The DDWRT firmware gives around 75MBps wired xfer to USB so there is definitely something in the firmware that is different; alas wirelessly, the DDWRT f/w gives around 5MBps !
 
Ive turned off DLNA and SAMBA - too slow. FTP xfer is much faster.

Something isnt right though because I'm right next to the router and have a link speed of 300mpbs (max) so even at half that, 150mbps, I should be getting around 17MBps to the USB drive , but I get around 9MBps. Ridiculous. Whith a wired connection the xfer to USB is still only 35MBps (just now). Well below the 3Gpbs standard. The USB stack would seem a poor performance coupled with poor wifi performance.

The DDWRT firmware gives around 75MBps wired xfer to USB so there is definitely something in the firmware that is different; alas wirelessly, the DDWRT f/w gives around 5MBps !

Link speed will never be close to actual throughput. That link speed doesn't take into account encryption overhead, wifi packet management, retransmissions, and so on. A 300 Mbps link should give you around 120-150 Mbps of real throughput, which amounts to roughly 9-12 MB/s of USB transfer rate.

You will never get NAS performance out of a router that was designed for routing traffic. The USB controller isn't optimized, and the router's 800 MHz CPU just won't cut it.

I highly doubt you are getting 75 MB/s of USB performance with DD-WRT. Anything above 30 MBps is considered to be good with those low-powered routers. The top performance measured so far is about 55 MB/s with an R7000 (the just-released WRT1900AC might be able to beat that however). This is obviously with a wired connection.

Of all those methods (SMB, DLNA, FTP), DLNA is the fastest, as it was optimized for streaming, and ofers the least amount of protocol overhead.
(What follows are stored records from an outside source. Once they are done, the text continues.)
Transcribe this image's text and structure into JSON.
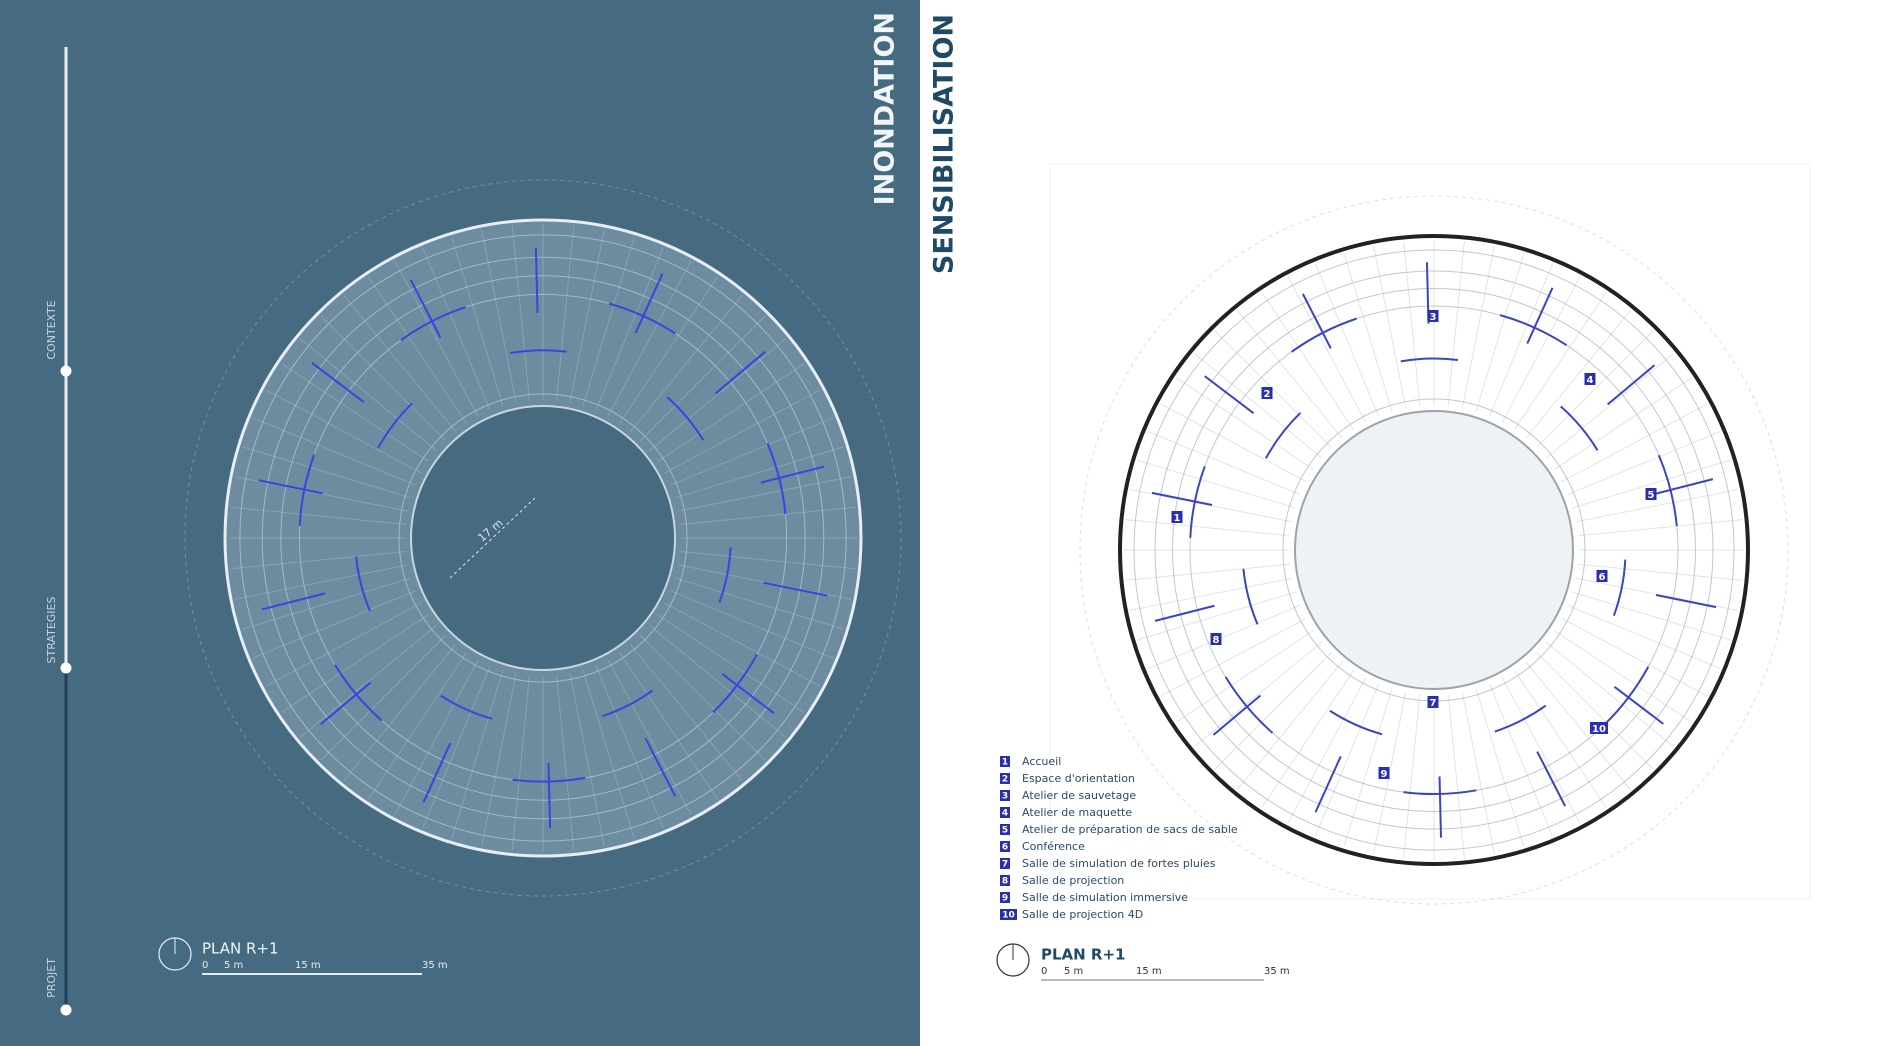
{
  "nav": {
    "items": [
      "CONTEXTE",
      "STRATEGIES",
      "PROJET"
    ]
  },
  "left_panel": {
    "title": "INONDATION",
    "dimension": "17 m",
    "plan": {
      "title": "PLAN R+1",
      "scale": [
        "0",
        "5 m",
        "15 m",
        "35 m"
      ]
    }
  },
  "right_panel": {
    "title": "SENSIBILISATION",
    "rooms": [
      {
        "number": "1",
        "label": "Accueil"
      },
      {
        "number": "2",
        "label": "Espace d'orientation"
      },
      {
        "number": "3",
        "label": "Atelier de sauvetage"
      },
      {
        "number": "4",
        "label": "Atelier de maquette"
      },
      {
        "number": "5",
        "label": "Atelier de préparation de sacs de sable"
      },
      {
        "number": "6",
        "label": "Conférence"
      },
      {
        "number": "7",
        "label": "Salle de simulation de fortes pluies"
      },
      {
        "number": "8",
        "label": "Salle de projection"
      },
      {
        "number": "9",
        "label": "Salle de simulation immersive"
      },
      {
        "number": "10",
        "label": "Salle de projection 4D"
      }
    ],
    "plan": {
      "title": "PLAN R+1",
      "scale": [
        "0",
        "5 m",
        "15 m",
        "35 m"
      ]
    }
  }
}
Closest thing to DLNA in performance would be NFS.
 
Merlin, if I could video the stats I would - 70MB read from the USB - period.

I'm a s/w engineer although 1553/3910 optical bus and ADA language; not linux/C so no experience in programming TCP/IP,C,or clib and ANSI C libraries. But I do know the theoretics around throughput and know how to use linux. 70MBps is the PEAK figure monitoring the wlan1 interface and IP traffic between two nodes.
I agree with you, 300Mbps is going to be more like 150 (perhaps 120 due to competing channels/conjestion, and header info in protocols and app layers).

DLNA is streaming at 652Kbps whereas FTP is providing the data at around 8MBps. DLNA not good.